Per lunghi minuti la mia mente lottò, cercando di resistere… ma fu una battaglia persa; non appena vidi un'area di servizio, rallentai e vi entrai.

Posteggiai molto lontano dalle poche vetture presenti. Spensi i fari e mi voltai verso di lei, afferrandola e baciandola selvaggiamente.
La sua mano non smise di muoversi sul mio membro, anzi accentuò le sue carezze… poi sentii le piccole dita muoversi, abbassarmi la lampo, spingersi nell'apertura ed impossessarsi del membro.
Si staccò dalle mie labbra e mi fece appoggiare allo schienale.
"Tu no paura, io no morde te…" mi disse ridacchiando, poi si chinò su di me.
Sussultai al contatto delle sue dolci labbra, sottili ma soffici, sul mio glande tesissimo. Il membro le scivolò in bocca, e la sua testa iniziò a scorrere piano, su e giù, su e giù, mentre le sue mani mi slacciavano completamente i pantaloni, calandomeli giù insieme ai boxer.
Le sue mani incominciarono ad accarezzarmi ovunque, mentre le sue labbra e la sua lingua continuavano a giocare con il mio sesso.

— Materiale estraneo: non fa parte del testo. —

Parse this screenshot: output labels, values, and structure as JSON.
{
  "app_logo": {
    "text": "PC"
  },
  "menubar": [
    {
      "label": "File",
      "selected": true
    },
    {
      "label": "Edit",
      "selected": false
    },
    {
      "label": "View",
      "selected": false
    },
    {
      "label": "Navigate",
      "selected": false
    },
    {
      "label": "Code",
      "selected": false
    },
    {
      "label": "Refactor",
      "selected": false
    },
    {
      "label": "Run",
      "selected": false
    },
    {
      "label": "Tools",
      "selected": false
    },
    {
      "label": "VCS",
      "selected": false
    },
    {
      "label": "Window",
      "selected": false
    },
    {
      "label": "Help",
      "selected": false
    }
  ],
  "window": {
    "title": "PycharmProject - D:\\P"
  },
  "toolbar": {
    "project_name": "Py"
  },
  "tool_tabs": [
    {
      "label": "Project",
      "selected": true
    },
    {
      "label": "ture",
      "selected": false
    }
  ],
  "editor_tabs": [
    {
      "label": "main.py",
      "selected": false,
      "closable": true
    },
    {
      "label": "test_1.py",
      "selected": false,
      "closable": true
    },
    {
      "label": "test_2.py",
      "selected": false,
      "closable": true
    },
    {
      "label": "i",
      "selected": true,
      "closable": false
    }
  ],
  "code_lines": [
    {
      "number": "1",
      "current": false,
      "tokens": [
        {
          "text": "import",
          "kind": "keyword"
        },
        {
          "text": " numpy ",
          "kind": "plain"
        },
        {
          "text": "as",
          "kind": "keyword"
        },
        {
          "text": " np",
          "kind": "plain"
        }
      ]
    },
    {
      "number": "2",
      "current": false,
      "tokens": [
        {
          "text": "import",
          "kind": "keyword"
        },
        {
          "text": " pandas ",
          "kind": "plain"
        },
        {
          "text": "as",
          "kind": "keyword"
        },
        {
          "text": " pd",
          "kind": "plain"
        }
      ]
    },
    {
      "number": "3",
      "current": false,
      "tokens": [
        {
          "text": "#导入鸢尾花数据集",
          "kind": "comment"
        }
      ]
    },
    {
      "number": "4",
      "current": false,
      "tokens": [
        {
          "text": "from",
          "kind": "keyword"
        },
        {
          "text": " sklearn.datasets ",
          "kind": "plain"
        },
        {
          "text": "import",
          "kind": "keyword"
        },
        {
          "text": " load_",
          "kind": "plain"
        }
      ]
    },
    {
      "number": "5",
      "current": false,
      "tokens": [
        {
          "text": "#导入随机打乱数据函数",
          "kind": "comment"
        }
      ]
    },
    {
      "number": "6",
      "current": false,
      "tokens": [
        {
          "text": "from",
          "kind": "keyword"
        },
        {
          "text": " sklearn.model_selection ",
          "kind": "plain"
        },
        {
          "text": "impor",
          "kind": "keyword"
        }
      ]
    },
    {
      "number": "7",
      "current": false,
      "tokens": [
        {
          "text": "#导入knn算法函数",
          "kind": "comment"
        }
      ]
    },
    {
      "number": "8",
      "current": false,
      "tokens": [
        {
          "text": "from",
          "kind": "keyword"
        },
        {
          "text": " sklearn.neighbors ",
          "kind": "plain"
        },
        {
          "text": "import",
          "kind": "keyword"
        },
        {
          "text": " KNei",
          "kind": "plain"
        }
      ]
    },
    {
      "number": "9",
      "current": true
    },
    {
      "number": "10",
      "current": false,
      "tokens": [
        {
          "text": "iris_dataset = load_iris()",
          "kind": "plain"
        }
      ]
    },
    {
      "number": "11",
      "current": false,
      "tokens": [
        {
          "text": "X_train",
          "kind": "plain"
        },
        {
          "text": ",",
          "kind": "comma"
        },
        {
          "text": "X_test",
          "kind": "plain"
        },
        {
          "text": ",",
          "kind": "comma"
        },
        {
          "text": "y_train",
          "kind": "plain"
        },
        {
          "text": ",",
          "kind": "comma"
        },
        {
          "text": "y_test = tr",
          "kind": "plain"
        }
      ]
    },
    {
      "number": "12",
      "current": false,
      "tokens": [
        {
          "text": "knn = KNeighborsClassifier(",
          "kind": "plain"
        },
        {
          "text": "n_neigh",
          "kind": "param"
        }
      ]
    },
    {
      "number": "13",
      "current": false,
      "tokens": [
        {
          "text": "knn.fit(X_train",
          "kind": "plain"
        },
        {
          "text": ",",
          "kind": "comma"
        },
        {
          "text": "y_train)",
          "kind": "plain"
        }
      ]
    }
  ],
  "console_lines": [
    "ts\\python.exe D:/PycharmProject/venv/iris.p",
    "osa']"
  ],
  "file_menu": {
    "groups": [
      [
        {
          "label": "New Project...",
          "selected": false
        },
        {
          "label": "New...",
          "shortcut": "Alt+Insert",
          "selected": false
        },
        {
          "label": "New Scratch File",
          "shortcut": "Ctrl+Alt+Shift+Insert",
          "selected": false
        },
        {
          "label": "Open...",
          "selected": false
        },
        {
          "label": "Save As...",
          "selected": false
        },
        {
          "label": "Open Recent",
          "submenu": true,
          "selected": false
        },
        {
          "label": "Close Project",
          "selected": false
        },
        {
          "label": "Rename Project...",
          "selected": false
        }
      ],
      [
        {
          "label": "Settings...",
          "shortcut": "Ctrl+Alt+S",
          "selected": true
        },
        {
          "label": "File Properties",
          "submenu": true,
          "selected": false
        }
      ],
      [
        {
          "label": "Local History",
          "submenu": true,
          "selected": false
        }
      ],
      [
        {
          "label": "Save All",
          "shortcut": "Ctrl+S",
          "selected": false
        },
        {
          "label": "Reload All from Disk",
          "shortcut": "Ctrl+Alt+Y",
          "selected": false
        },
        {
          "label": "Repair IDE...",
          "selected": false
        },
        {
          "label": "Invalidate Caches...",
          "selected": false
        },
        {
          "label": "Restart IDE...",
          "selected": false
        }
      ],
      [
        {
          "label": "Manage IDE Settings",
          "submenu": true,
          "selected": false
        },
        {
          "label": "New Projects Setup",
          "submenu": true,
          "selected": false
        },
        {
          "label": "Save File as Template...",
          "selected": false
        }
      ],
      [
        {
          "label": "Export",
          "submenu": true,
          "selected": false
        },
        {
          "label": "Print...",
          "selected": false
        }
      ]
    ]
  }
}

La fermai, tirandola nuovamente a me.
Le sollevai la maglietta, sfilandogliela via, e le slacciai il reggiseno del bikini. I suoi capezzoli, paffuti e rosei, erano turgidi per l'eccitazione. Li baciai e li leccai, alternando dolcezza e passione… e la sentii fremere e gemere, mentre mi accarezzava i capelli, spettinandomi tutto.
La spostai sul sedile, le sfilai i pantaloncini e le slacciai le mutandine del bikini, tirandogliele via, mentre lei sollevava il sedere per facilitarmi. Quindi le dischiusi dolcemente le cosce e vi affondai il mio viso, aspirandone rumorosamente il dolce profumo di giovane donna eccitata.
Con le dita dischiusi il suo delizioso fiore ed iniziai ad assaporarlo… la mia eccitazione mi fece dimenticare persino della mia dolorosa erezione… in quel momento non pensavo a me; volevo dedicarmi unicamente a lei, desideroso solo di farla godere, di darle l'esperienza erotica della sua vita… leccavo, suggevo, le stimolavo il clitoride con la punta della lingua e con le labbra, facendole vibrare… ed alla fine i suoi gemiti rumorosi e incontrollati, le sue grida di piacere ruppero il silenzio della notte, testimoniando il suo orgasmo a quella fetta di mondo addormentata.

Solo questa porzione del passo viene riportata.